Research Support
SPIRITS

あたらしい触覚学の創成とその応用

研究スローガン

触覚をデザインする

キーワード

触覚、触譜、盲聾、コミュニケーション、発達

研究背景および目的

触覚は最も原始的なコミュニケーションの手段である。本研究グループではこれまでに顔マッサージを参考に触覚の変化を記述しデザインする言語である触譜を開発してきた。このSPRITSのプロジェクトではデザインされた触覚刺激を再生するデバイスの開発を行う。
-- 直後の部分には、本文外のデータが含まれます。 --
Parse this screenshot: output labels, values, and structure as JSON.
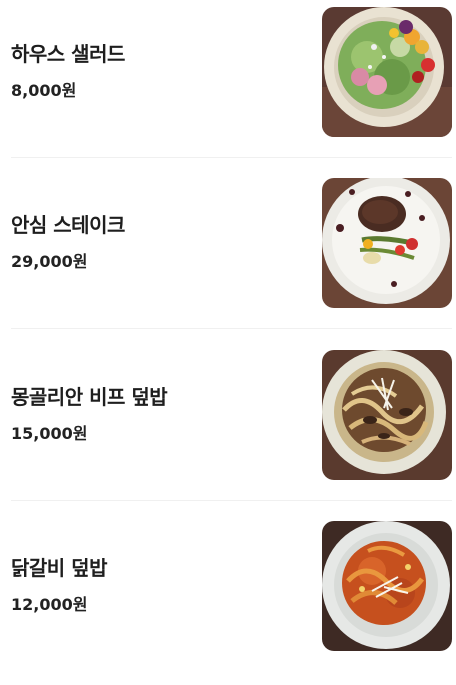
{
  "menu": {
    "items": [
      {
        "name": "하우스 샐러드",
        "price": "8,000원",
        "image": "house-salad-photo"
      },
      {
        "name": "안심 스테이크",
        "price": "29,000원",
        "image": "tenderloin-steak-photo"
      },
      {
        "name": "몽골리안 비프 덮밥",
        "price": "15,000원",
        "image": "mongolian-beef-rice-bowl-photo"
      },
      {
        "name": "닭갈비 덮밥",
        "price": "12,000원",
        "image": "dakgalbi-rice-bowl-photo"
      }
    ]
  }
}
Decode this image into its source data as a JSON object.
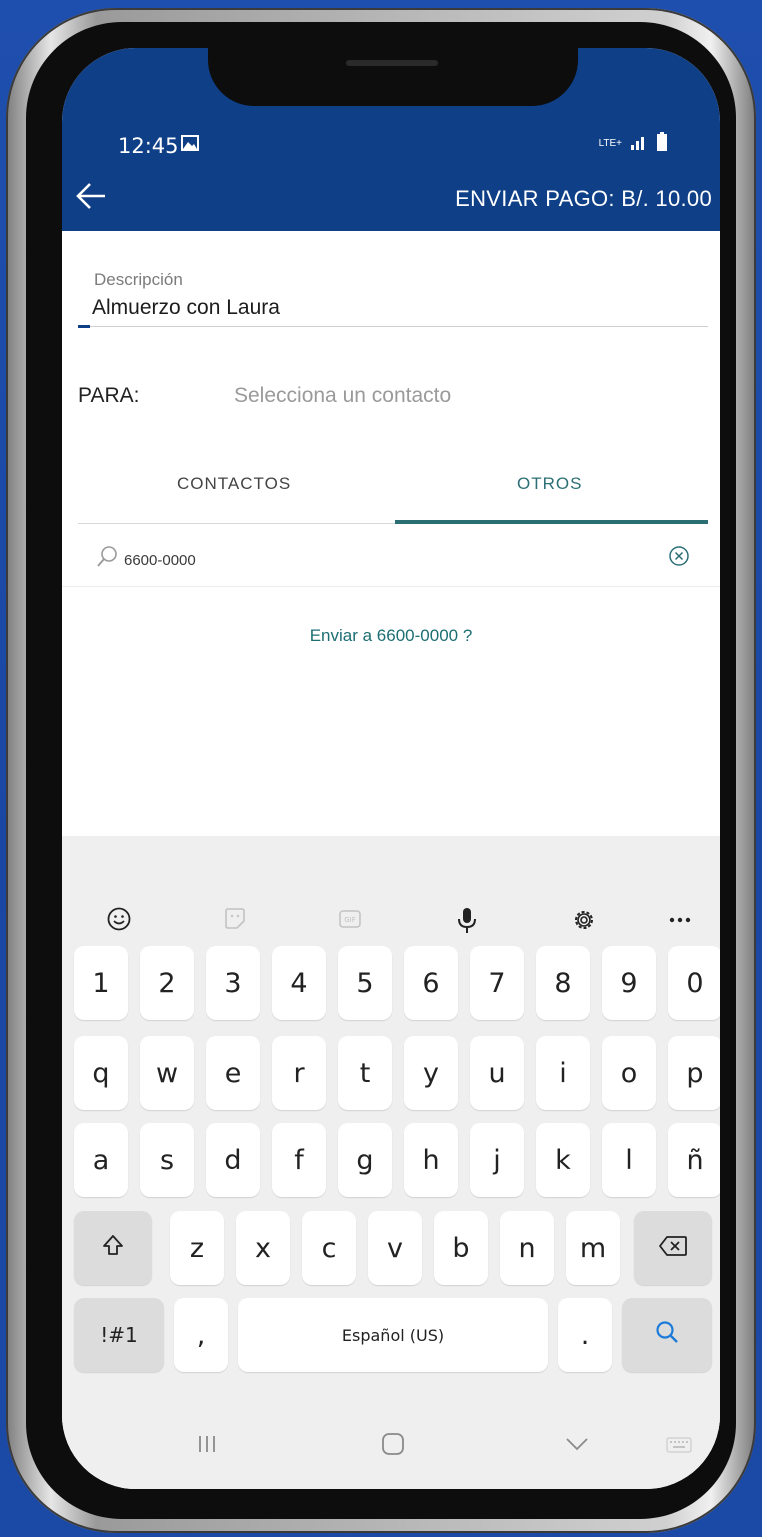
{
  "status_bar": {
    "time": "12:45",
    "network": "LTE+"
  },
  "header": {
    "title": "ENVIAR PAGO: B/. 10.00"
  },
  "description": {
    "label": "Descripción",
    "value": "Almuerzo con Laura"
  },
  "recipient": {
    "label": "PARA:",
    "placeholder": "Selecciona un contacto"
  },
  "tabs": [
    {
      "label": "CONTACTOS",
      "active": false
    },
    {
      "label": "OTROS",
      "active": true
    }
  ],
  "search": {
    "value": "6600-0000"
  },
  "send_prompt": "Enviar a 6600-0000 ?",
  "keyboard": {
    "tools": [
      "emoji-icon",
      "sticker-icon",
      "gif-icon",
      "microphone-icon",
      "settings-gear-icon",
      "more-icon"
    ],
    "rows": [
      [
        "1",
        "2",
        "3",
        "4",
        "5",
        "6",
        "7",
        "8",
        "9",
        "0"
      ],
      [
        "q",
        "w",
        "e",
        "r",
        "t",
        "y",
        "u",
        "i",
        "o",
        "p"
      ],
      [
        "a",
        "s",
        "d",
        "f",
        "g",
        "h",
        "j",
        "k",
        "l",
        "ñ"
      ],
      [
        "z",
        "x",
        "c",
        "v",
        "b",
        "n",
        "m"
      ]
    ],
    "symbols_key": "!#1",
    "comma_key": ",",
    "space_label": "Español (US)",
    "period_key": "."
  },
  "colors": {
    "header_bg": "#0f3f87",
    "accent": "#2b6f75",
    "link": "#1c6e73",
    "background": "#1f4fae"
  }
}
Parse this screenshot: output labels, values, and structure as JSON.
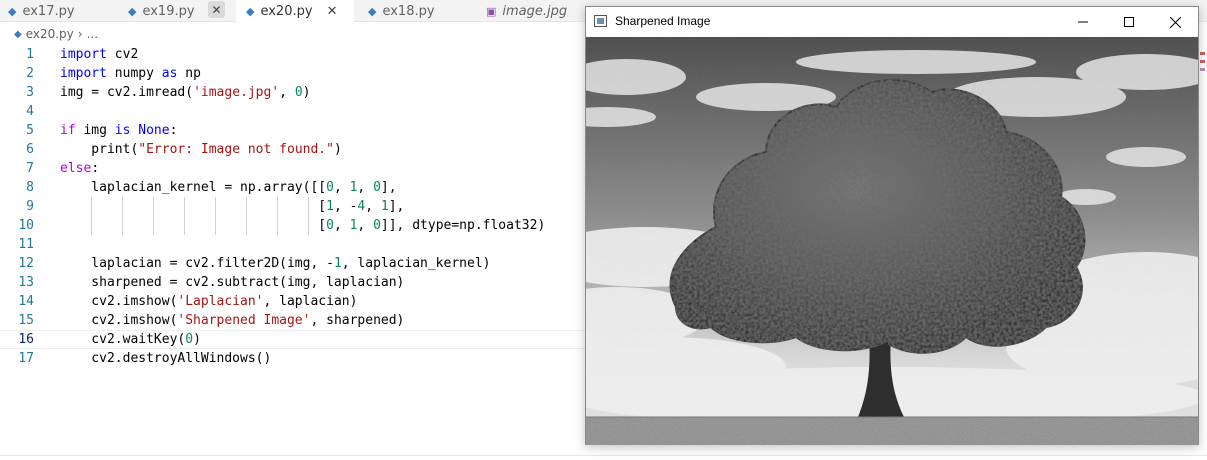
{
  "tabs": [
    {
      "label": "ex17.py"
    },
    {
      "label": "ex19.py",
      "close": "✕"
    },
    {
      "label": "ex20.py",
      "close": "✕"
    },
    {
      "label": "ex18.py"
    },
    {
      "label": "image.jpg"
    }
  ],
  "breadcrumb": {
    "file": "ex20.py",
    "separator": "›",
    "rest": "..."
  },
  "code": {
    "lines": [
      {
        "num": "1",
        "html": "<span class=\"kw\">import</span> cv2"
      },
      {
        "num": "2",
        "html": "<span class=\"kw\">import</span> numpy <span class=\"kw\">as</span> np"
      },
      {
        "num": "3",
        "html": "img = cv2.imread(<span class=\"str\">'image.jpg'</span>, <span class=\"num\">0</span>)"
      },
      {
        "num": "4",
        "html": ""
      },
      {
        "num": "5",
        "html": "<span class=\"ctl\">if</span> img <span class=\"kw\">is</span> <span class=\"kw\">None</span>:"
      },
      {
        "num": "6",
        "html": "    print(<span class=\"str\">\"Error: Image not found.\"</span>)"
      },
      {
        "num": "7",
        "html": "<span class=\"ctl\">else</span>:"
      },
      {
        "num": "8",
        "html": "    laplacian_kernel = np.array([[<span class=\"num\">0</span>, <span class=\"num\">1</span>, <span class=\"num\">0</span>],"
      },
      {
        "num": "9",
        "html": "                                 [<span class=\"num\">1</span>, -<span class=\"num\">4</span>, <span class=\"num\">1</span>],"
      },
      {
        "num": "10",
        "html": "                                 [<span class=\"num\">0</span>, <span class=\"num\">1</span>, <span class=\"num\">0</span>]], dtype=np.float32)"
      },
      {
        "num": "11",
        "html": ""
      },
      {
        "num": "12",
        "html": "    laplacian = cv2.filter2D(img, -<span class=\"num\">1</span>, laplacian_kernel)"
      },
      {
        "num": "13",
        "html": "    sharpened = cv2.subtract(img, laplacian)"
      },
      {
        "num": "14",
        "html": "    cv2.imshow(<span class=\"str\">'Laplacian'</span>, laplacian)"
      },
      {
        "num": "15",
        "html": "    cv2.imshow(<span class=\"str\">'Sharpened Image'</span>, sharpened)"
      },
      {
        "num": "16",
        "html": "    cv2.waitKey(<span class=\"num\">0</span>)"
      },
      {
        "num": "17",
        "html": "    cv2.destroyAllWindows()"
      }
    ]
  },
  "window": {
    "title": "Sharpened Image"
  },
  "colors": {
    "python_icon": "#3b7bbf",
    "line_number": "#237893",
    "keyword": "#0000ff",
    "string": "#a31515",
    "number": "#098658"
  }
}
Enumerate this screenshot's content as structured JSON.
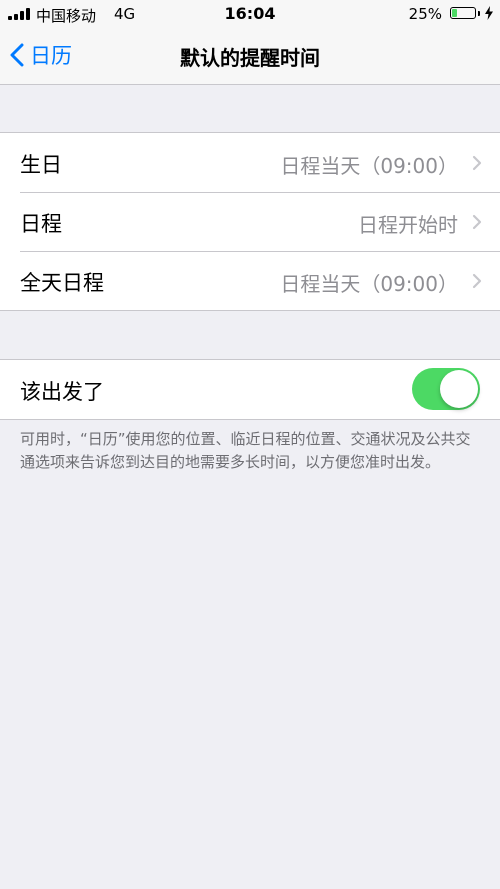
{
  "status_bar": {
    "carrier": "中国移动",
    "network": "4G",
    "time": "16:04",
    "battery_percent": "25%",
    "battery_level": 0.25
  },
  "nav": {
    "back_label": "日历",
    "title": "默认的提醒时间"
  },
  "reminders": [
    {
      "label": "生日",
      "value": "日程当天（09:00）"
    },
    {
      "label": "日程",
      "value": "日程开始时"
    },
    {
      "label": "全天日程",
      "value": "日程当天（09:00）"
    }
  ],
  "time_to_leave": {
    "label": "该出发了",
    "enabled": true
  },
  "footer_note": "可用时，“日历”使用您的位置、临近日程的位置、交通状况及公共交通选项来告诉您到达目的地需要多长时间，以方便您准时出发。",
  "colors": {
    "accent": "#007aff",
    "toggle_on": "#4cd964",
    "background": "#efeff4"
  }
}
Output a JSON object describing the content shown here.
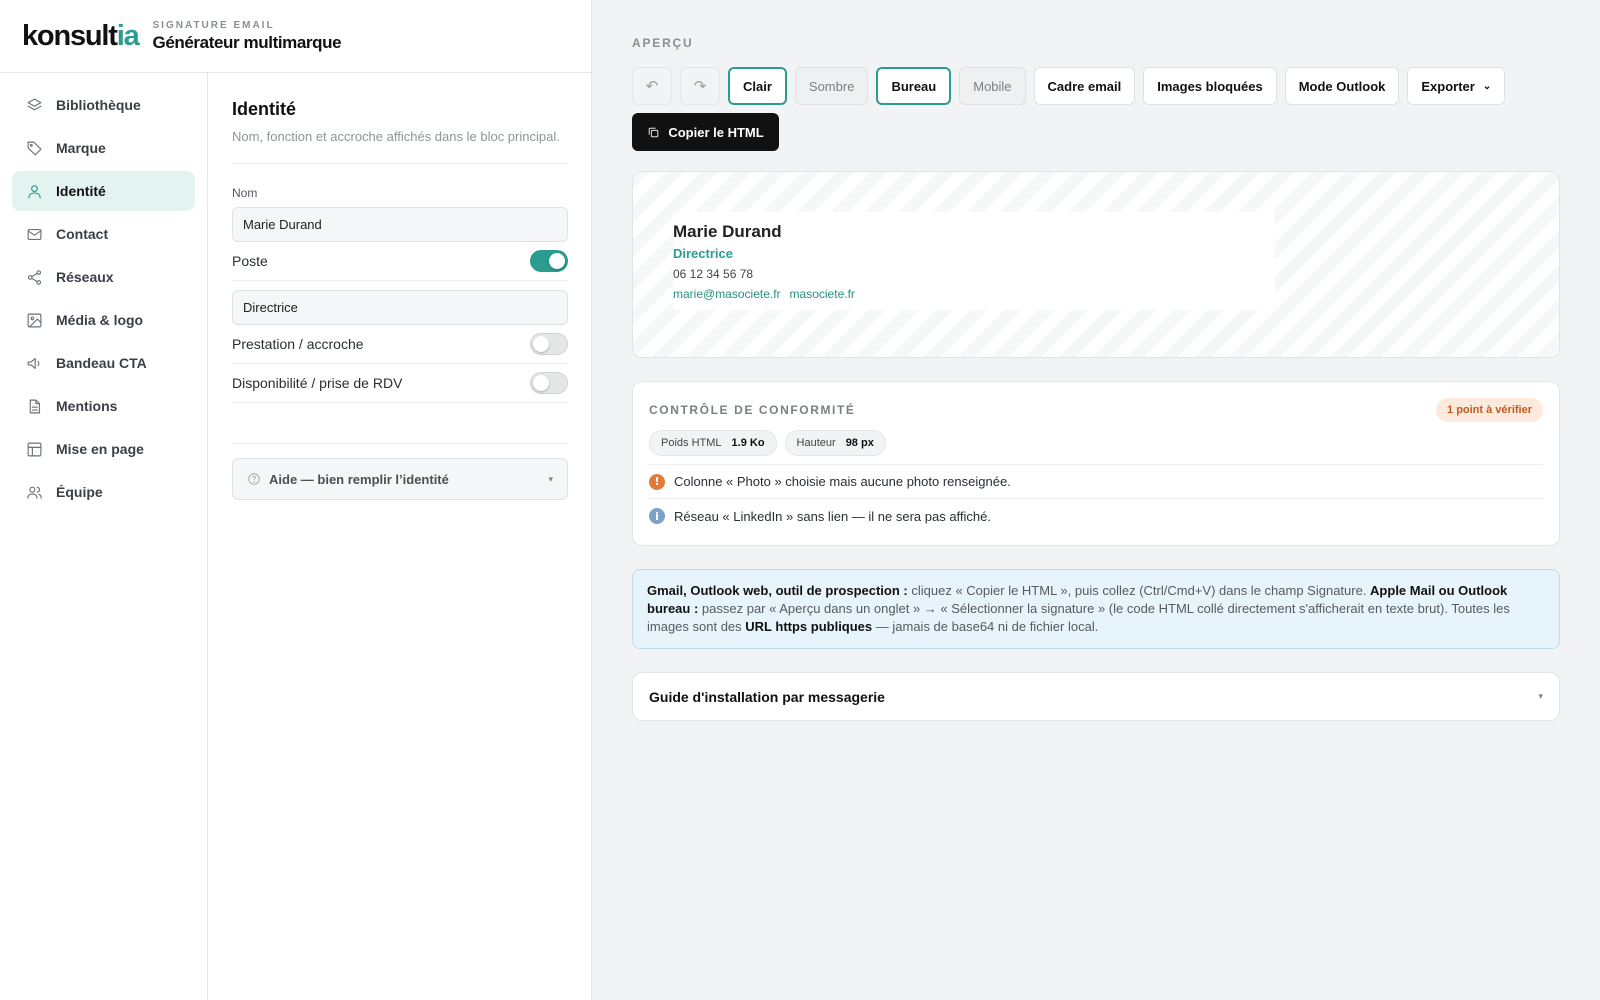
{
  "brand": {
    "logo_main": "konsult",
    "logo_accent": "ia",
    "eyebrow": "SIGNATURE EMAIL",
    "title": "Générateur multimarque"
  },
  "nav": {
    "items": [
      {
        "label": "Bibliothèque",
        "icon": "layers-icon"
      },
      {
        "label": "Marque",
        "icon": "tag-icon"
      },
      {
        "label": "Identité",
        "icon": "user-icon",
        "active": true
      },
      {
        "label": "Contact",
        "icon": "mail-icon"
      },
      {
        "label": "Réseaux",
        "icon": "share-icon"
      },
      {
        "label": "Média & logo",
        "icon": "image-icon"
      },
      {
        "label": "Bandeau CTA",
        "icon": "megaphone-icon"
      },
      {
        "label": "Mentions",
        "icon": "document-icon"
      },
      {
        "label": "Mise en page",
        "icon": "layout-icon"
      },
      {
        "label": "Équipe",
        "icon": "team-icon"
      }
    ]
  },
  "form": {
    "title": "Identité",
    "subtitle": "Nom, fonction et accroche affichés dans le bloc principal.",
    "name_label": "Nom",
    "name_value": "Marie Durand",
    "poste_label": "Poste",
    "poste_on": true,
    "poste_value": "Directrice",
    "prestation_label": "Prestation / accroche",
    "prestation_on": false,
    "dispo_label": "Disponibilité / prise de RDV",
    "dispo_on": false,
    "help_label": "Aide — bien remplir l’identité",
    "caret": "▾"
  },
  "preview": {
    "eyebrow": "APERÇU",
    "undo_icon": "undo-icon",
    "redo_icon": "redo-icon",
    "buttons": {
      "clair": "Clair",
      "sombre": "Sombre",
      "bureau": "Bureau",
      "mobile": "Mobile",
      "cadre": "Cadre email",
      "images": "Images bloquées",
      "outlook": "Mode Outlook",
      "exporter": "Exporter"
    },
    "copy_label": "Copier le HTML",
    "signature": {
      "name": "Marie Durand",
      "role": "Directrice",
      "phone": "06 12 34 56 78",
      "email": "marie@masociete.fr",
      "website": "masociete.fr"
    }
  },
  "compliance": {
    "title": "CONTRÔLE DE CONFORMITÉ",
    "badge": "1 point à vérifier",
    "chips": [
      {
        "label": "Poids HTML",
        "value": "1.9 Ko"
      },
      {
        "label": "Hauteur",
        "value": "98 px"
      }
    ],
    "issues": [
      {
        "type": "warn",
        "symbol": "!",
        "text": "Colonne « Photo » choisie mais aucune photo renseignée."
      },
      {
        "type": "info",
        "symbol": "i",
        "text": "Réseau « LinkedIn » sans lien — il ne sera pas affiché."
      }
    ]
  },
  "note": {
    "b1": "Gmail, Outlook web, outil de prospection :",
    "t1": " cliquez « Copier le HTML », puis collez (Ctrl/Cmd+V) dans le champ Signature. ",
    "b2": "Apple Mail ou Outlook bureau :",
    "t2": " passez par « Aperçu dans un onglet » → « Sélectionner la signature » (le code HTML collé directement s'afficherait en texte brut). Toutes les images sont des ",
    "b3": "URL https publiques",
    "t3": " — jamais de base64 ni de fichier local."
  },
  "guide": {
    "title": "Guide d'installation par messagerie",
    "caret": "▾"
  },
  "colors": {
    "accent": "#2a9d8f",
    "warn": "#e07b3b",
    "info": "#7ea1c8"
  }
}
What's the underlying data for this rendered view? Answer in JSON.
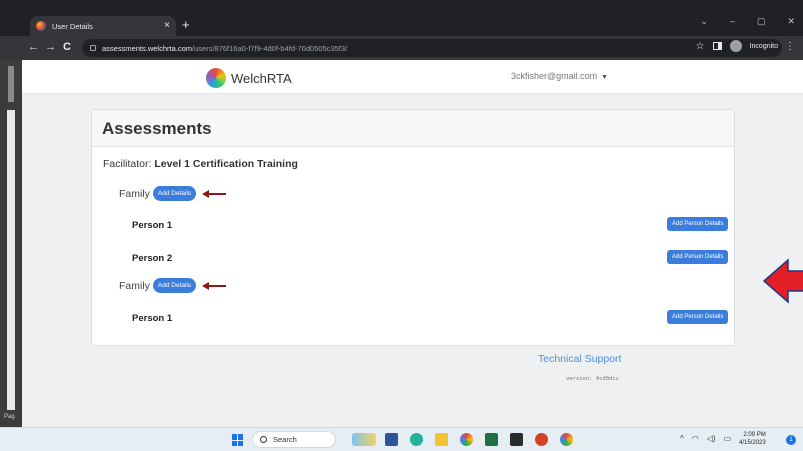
{
  "browser": {
    "tab_title": "User Details",
    "tab_close": "×",
    "new_tab": "+",
    "back": "←",
    "forward": "→",
    "reload": "C",
    "url_host": "assessments.welchrta.com",
    "url_path": "/users/876f16a0-f7f9-4d0f-b4fd-76d0505c35f3/",
    "star": "☆",
    "incognito_label": "Incognito",
    "menu": "⋮",
    "win_min": "–",
    "win_max": "▢",
    "win_close": "✕",
    "win_chevron": "⌄"
  },
  "ruler": {
    "page_label": "Pag"
  },
  "navbar": {
    "brand": "WelchRTA",
    "user_email": "3ckfisher@gmail.com",
    "caret": "▼"
  },
  "assessments": {
    "title": "Assessments",
    "facilitator_prefix": "Facilitator: ",
    "facilitator_name": "Level 1 Certification Training",
    "families": [
      {
        "label": "Family",
        "button": "Add Details",
        "persons": [
          {
            "name": "Person 1",
            "button": "Add Person Details"
          },
          {
            "name": "Person 2",
            "button": "Add Person Details"
          }
        ]
      },
      {
        "label": "Family",
        "button": "Add Details",
        "persons": [
          {
            "name": "Person 1",
            "button": "Add Person Details"
          }
        ]
      }
    ]
  },
  "footer": {
    "support": "Technical Support",
    "version": "version: 4cd0dcc"
  },
  "taskbar": {
    "search": "Search",
    "time": "2:09 PM",
    "date": "4/15/2023",
    "notification_count": "1",
    "tray_chevron": "^"
  },
  "colors": {
    "accent_button": "#3b7ddd",
    "annotation_arrow_dark": "#8b1a1a",
    "annotation_arrow_big": "#e41e26",
    "link": "#4a90d9"
  }
}
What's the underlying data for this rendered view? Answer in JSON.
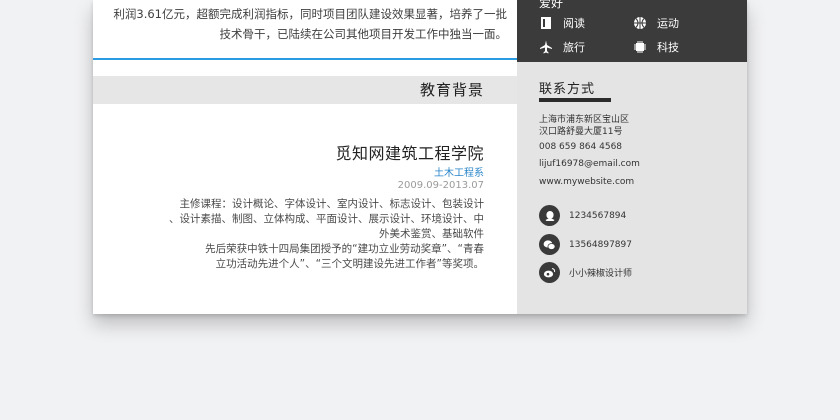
{
  "experience_tail": {
    "line1": "利润3.61亿元，超额完成利润指标，同时项目团队建设效果显著，培养了一批",
    "line2": "技术骨干，已陆续在公司其他项目开发工作中独当一面。"
  },
  "education": {
    "section_title": "教育背景",
    "school": "觅知网建筑工程学院",
    "major": "土木工程系",
    "dates": "2009.09-2013.07",
    "desc_lines": [
      "主修课程：设计概论、字体设计、室内设计、标志设计、包装设计",
      "、设计素描、制图、立体构成、平面设计、展示设计、环境设计、中",
      "外美术鉴赏、基础软件",
      "先后荣获中铁十四局集团授予的“建功立业劳动奖章”、“青春",
      "立功活动先进个人”、“三个文明建设先进工作者”等奖项。"
    ]
  },
  "sidebar": {
    "hobbies_title": "爱好",
    "hobbies": [
      {
        "label": "阅读",
        "icon": "book-icon"
      },
      {
        "label": "运动",
        "icon": "basketball-icon"
      },
      {
        "label": "旅行",
        "icon": "airplane-icon"
      },
      {
        "label": "科技",
        "icon": "chip-icon"
      }
    ],
    "contact_title": "联系方式",
    "address_line1": "上海市浦东新区宝山区",
    "address_line2": "汉口路舒曼大厦11号",
    "phone": "008 659 864 4568",
    "email": "lijuf16978@email.com",
    "website": "www.mywebsite.com",
    "qq": "1234567894",
    "wechat": "13564897897",
    "weibo": "小小辣椒设计师"
  },
  "colors": {
    "accent": "#2a9ae3",
    "sidebar_dark": "#3b3b3b",
    "sidebar_light": "#e4e4e4"
  }
}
さらに、この触譜とデバイスを音楽・ダンスなどに活用する可能性、盲聾者の自立支援、表現手段として利用する可能性を検討する。これと平行して、広い意味での触覚刺激が乳幼児の発達や高齢者のリハビリテーションに与える効果を検証する。

成果の要約

本SPRITSプロジェクトではデザインした触覚刺激を再生する顔マスクの作成を行った。まず芸術面での利用として、舞踊からリアルタイムで触覚刺激を作成し、顔マスクを通じて観客に伝えるという実験的なパフォーマンスを実施した。また触譜作成の手法を盲聾者に教えることで、彼らがマッサージや他の触覚コンテンツを作成できるようにすることも試みている。これにより盲聾者の自立を支援することが出来ると期待している。これと平行して、広い意味での触覚刺激が、乳幼児の発達に与える効果の準備的な研究を行った。

今後の展望

まず、顔マスクによる触覚刺激については、その生理学的な効果をエビデンスとして定量的に示すことに挑戦したい。平行して実施している乳幼児の心拍データの解析は、生理学的指標として心拍データを用いることから派生した研究である。さらに、身体接触などの母子間の相互作用が、乳幼児の認知能力や言葉の発達に与える効果を研究していく。

関連写真・図

初期の触譜。それぞれがマッサージに対応
作成した触覚刺激再生のための顔デバイス
SHOKKAKU2019でのパフォーマンスの様子

代表者情報

阪上 雅昭

・代表者氏名:阪上 雅昭
・所属部局名:人間・環境学研究科
・自己紹介:専門は物理学です。以前は、ブラックホールなどの研究を行っていましたが、最近は人間や動物の集団を物理学の観点から研究する“群れの科学”に取り組んでいます。このプロジェクトは、集団内の人同士の触覚コミュニケーションに関する研究です。